I’ve gotten this far – I know that my collection is a massive display of human resilience that highlights the courage and intelligence of the people I found I could count on. Included are stories of people figuring out how to endure heartbreak and find gratitude. On the other side, pinpointing the exceptions – the denial and resistance to reality of some that slowed our response has to be in the picture too. I could spend hours trying to create something cogent out of my fragments, but instead I’m putting them all in a box as is. It sounds like I’ll still be collecting for some time so who knows how big the box will need to be in the end?


It’s too soon to sum up this experience. The virus unfolded like wildfire, while awareness came along slowly, my own awareness, despite careful attention to the news, unfolding even more slowly. It seemed odd at first, then hard to believe, then impossible to believe, and then we were trapped.


It seems to me that it cannot – and should not – be tied up neatly as if it is comprehensible. That will take years, maybe decades, only when perspective has arrived and we know the end of the story.

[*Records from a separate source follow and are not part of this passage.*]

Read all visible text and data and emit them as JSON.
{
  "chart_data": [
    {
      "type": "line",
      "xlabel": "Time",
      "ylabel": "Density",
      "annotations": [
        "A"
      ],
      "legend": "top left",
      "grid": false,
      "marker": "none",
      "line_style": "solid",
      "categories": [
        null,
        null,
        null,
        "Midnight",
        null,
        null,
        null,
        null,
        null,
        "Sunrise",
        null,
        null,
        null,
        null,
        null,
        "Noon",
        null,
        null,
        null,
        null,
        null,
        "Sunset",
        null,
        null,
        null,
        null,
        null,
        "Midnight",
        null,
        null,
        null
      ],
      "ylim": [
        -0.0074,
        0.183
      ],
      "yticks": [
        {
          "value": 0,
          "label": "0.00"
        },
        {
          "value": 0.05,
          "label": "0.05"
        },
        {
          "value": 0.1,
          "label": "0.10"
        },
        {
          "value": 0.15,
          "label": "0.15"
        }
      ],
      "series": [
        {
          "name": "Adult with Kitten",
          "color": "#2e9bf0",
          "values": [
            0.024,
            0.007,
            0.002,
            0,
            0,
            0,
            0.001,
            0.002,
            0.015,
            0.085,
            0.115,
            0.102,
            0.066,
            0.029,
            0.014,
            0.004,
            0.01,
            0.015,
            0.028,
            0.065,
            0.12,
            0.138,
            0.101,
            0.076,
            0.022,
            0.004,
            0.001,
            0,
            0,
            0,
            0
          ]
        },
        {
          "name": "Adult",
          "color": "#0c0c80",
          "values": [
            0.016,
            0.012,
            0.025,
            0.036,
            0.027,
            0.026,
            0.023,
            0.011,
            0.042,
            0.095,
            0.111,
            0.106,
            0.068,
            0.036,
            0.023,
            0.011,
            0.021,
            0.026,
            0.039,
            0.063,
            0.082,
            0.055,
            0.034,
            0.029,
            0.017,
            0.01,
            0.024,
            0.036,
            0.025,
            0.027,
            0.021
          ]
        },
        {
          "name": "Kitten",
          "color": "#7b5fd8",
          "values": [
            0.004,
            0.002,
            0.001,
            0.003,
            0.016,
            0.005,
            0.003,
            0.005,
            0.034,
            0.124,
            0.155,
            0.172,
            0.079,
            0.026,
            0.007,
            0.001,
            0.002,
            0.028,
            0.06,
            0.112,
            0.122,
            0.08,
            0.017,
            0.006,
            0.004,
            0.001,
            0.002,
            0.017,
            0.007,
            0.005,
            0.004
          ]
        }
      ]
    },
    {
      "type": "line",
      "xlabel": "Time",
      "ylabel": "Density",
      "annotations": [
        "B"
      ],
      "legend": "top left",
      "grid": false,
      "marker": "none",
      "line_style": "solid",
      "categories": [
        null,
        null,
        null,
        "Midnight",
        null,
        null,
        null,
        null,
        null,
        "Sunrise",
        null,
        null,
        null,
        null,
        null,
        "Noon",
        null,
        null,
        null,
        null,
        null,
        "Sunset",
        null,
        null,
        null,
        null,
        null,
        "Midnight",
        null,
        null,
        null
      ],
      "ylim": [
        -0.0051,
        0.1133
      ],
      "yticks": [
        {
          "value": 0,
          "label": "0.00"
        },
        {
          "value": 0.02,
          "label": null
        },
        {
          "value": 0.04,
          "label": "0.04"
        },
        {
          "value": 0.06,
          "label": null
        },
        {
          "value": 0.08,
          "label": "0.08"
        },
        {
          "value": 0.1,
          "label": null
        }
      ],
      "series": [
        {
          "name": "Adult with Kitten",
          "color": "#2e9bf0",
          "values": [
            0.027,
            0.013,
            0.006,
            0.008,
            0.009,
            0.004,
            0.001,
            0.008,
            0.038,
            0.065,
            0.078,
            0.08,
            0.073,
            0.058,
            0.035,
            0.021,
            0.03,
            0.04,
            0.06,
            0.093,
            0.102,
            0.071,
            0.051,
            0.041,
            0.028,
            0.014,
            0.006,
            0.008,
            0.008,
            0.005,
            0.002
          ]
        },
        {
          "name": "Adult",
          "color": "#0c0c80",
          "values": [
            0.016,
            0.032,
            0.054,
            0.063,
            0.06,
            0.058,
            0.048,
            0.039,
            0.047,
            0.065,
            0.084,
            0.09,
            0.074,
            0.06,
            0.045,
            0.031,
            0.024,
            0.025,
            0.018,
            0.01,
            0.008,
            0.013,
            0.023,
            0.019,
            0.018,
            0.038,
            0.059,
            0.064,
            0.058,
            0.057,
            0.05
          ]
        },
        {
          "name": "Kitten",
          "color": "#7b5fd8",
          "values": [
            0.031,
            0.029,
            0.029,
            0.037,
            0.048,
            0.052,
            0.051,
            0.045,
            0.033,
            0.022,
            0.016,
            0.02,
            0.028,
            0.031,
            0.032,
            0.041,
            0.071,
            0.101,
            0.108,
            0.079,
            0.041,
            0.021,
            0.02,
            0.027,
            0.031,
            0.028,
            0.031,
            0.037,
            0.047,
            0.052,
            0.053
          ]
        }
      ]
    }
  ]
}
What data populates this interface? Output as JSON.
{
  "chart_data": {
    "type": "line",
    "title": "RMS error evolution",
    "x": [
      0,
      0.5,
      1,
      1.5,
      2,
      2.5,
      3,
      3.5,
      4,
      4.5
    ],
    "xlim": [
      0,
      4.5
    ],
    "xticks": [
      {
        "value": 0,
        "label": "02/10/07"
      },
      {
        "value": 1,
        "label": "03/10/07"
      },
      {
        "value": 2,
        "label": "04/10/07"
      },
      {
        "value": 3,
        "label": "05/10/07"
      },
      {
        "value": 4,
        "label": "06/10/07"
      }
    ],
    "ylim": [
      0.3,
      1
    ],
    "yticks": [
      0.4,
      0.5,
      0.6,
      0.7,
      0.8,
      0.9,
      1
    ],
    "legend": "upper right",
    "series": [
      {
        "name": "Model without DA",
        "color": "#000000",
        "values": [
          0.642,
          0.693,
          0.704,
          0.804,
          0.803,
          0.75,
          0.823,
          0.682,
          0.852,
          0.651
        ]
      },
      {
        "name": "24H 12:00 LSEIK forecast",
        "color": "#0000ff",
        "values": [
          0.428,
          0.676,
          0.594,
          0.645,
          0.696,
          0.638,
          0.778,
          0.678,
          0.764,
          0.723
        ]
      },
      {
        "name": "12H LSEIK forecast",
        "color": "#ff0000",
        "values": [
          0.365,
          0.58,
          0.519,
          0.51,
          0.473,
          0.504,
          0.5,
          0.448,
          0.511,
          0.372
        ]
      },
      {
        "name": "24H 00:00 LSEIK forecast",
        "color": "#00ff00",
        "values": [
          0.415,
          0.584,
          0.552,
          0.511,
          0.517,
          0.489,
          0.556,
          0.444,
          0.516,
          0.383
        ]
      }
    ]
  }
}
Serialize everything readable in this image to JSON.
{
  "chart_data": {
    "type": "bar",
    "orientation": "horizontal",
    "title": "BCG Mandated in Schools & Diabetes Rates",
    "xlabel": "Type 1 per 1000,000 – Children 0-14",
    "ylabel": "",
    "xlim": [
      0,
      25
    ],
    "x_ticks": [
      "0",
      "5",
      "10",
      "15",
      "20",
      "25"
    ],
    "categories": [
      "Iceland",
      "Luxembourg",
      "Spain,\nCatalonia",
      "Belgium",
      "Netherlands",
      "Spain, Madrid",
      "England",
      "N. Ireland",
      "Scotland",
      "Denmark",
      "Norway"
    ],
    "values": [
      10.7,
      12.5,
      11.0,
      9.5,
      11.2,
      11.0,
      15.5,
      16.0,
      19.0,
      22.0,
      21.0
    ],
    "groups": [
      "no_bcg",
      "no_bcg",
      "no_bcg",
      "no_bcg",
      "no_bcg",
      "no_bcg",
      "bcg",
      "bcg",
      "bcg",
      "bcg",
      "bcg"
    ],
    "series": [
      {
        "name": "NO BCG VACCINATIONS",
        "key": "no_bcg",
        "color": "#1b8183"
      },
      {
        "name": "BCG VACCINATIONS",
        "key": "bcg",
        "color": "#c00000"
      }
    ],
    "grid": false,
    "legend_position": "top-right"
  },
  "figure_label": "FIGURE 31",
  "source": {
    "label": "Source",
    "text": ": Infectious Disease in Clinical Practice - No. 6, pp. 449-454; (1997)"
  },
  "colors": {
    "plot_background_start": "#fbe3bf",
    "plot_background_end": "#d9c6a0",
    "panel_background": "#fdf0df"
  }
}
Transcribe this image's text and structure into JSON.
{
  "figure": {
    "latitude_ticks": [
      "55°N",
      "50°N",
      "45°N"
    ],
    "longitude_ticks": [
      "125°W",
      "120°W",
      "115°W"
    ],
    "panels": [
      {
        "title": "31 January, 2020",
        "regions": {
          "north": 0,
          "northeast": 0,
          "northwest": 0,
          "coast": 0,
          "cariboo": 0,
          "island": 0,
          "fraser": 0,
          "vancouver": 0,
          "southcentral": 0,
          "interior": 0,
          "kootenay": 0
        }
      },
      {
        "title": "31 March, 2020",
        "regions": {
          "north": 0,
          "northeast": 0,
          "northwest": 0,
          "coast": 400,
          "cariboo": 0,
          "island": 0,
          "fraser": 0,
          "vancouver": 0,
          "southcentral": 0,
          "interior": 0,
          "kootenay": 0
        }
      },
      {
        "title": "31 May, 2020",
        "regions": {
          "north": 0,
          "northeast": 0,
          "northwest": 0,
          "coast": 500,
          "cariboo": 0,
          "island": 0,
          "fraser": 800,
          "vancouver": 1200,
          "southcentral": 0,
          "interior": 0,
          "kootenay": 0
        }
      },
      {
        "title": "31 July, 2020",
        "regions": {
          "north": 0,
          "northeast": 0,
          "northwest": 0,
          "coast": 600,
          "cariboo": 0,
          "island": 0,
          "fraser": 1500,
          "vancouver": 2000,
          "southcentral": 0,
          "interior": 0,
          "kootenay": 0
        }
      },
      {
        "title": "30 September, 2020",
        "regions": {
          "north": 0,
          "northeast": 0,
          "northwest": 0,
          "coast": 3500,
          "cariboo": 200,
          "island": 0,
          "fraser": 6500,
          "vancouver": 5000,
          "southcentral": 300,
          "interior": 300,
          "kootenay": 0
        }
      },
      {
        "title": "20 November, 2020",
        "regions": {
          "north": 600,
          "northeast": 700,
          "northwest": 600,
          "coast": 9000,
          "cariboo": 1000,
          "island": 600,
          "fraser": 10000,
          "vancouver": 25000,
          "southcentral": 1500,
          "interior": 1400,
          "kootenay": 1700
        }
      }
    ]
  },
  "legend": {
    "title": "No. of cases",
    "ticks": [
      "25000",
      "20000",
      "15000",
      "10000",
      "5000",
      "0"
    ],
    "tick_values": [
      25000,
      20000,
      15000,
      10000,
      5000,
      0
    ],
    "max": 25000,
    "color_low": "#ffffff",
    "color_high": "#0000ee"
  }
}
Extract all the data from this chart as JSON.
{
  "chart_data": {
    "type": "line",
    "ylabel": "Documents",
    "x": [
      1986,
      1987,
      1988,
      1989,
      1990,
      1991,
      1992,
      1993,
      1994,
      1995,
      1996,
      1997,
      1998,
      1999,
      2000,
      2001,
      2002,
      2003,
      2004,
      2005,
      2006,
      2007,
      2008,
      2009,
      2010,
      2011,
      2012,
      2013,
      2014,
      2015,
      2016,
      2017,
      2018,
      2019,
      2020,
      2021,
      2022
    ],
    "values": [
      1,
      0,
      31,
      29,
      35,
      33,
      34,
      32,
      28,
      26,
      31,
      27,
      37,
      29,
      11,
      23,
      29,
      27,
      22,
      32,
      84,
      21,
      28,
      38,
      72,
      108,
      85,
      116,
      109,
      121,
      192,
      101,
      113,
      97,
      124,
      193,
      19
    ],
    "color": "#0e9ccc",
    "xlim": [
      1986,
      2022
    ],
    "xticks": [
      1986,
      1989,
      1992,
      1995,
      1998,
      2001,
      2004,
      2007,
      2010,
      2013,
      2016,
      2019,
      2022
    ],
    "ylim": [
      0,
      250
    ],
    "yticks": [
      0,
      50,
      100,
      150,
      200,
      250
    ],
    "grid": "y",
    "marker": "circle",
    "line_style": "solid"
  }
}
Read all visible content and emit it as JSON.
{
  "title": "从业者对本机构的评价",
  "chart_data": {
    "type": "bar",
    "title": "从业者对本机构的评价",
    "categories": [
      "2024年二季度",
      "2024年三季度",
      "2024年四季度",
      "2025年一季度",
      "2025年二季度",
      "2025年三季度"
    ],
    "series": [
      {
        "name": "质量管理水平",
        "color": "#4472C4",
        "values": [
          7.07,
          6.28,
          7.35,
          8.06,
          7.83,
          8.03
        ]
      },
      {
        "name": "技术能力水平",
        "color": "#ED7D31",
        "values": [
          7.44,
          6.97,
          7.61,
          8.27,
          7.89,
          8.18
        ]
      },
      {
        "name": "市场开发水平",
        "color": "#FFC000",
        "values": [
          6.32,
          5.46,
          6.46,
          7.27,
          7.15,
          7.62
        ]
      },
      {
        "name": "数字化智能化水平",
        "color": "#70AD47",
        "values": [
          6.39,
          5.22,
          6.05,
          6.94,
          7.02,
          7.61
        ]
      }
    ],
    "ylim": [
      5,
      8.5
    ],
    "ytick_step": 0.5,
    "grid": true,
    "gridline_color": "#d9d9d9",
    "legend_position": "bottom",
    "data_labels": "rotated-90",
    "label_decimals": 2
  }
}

In ten years, when families look for that perspective, or in forty years when later generations hear about this pandemic, will they be curious enough to ask?


I think that going through my pandemic box will be the right way to understand what it was like – picking up each item as if it had arrived just that day, measuring it against what was known the previous day. Experiencing the new threats as they were revealed. Support that arrived just when needed, reclaiming of old friends that re-cemented relationships that had drifted. Welcoming the treatments, awaiting the eventual vaccine. It may not end so cleanly that there will be a celebration, but if so, that’ll be in there too.


Whatever form your pandemic journal takes, I hope you will save it. It will be quite a find for your descendants, and for yourself.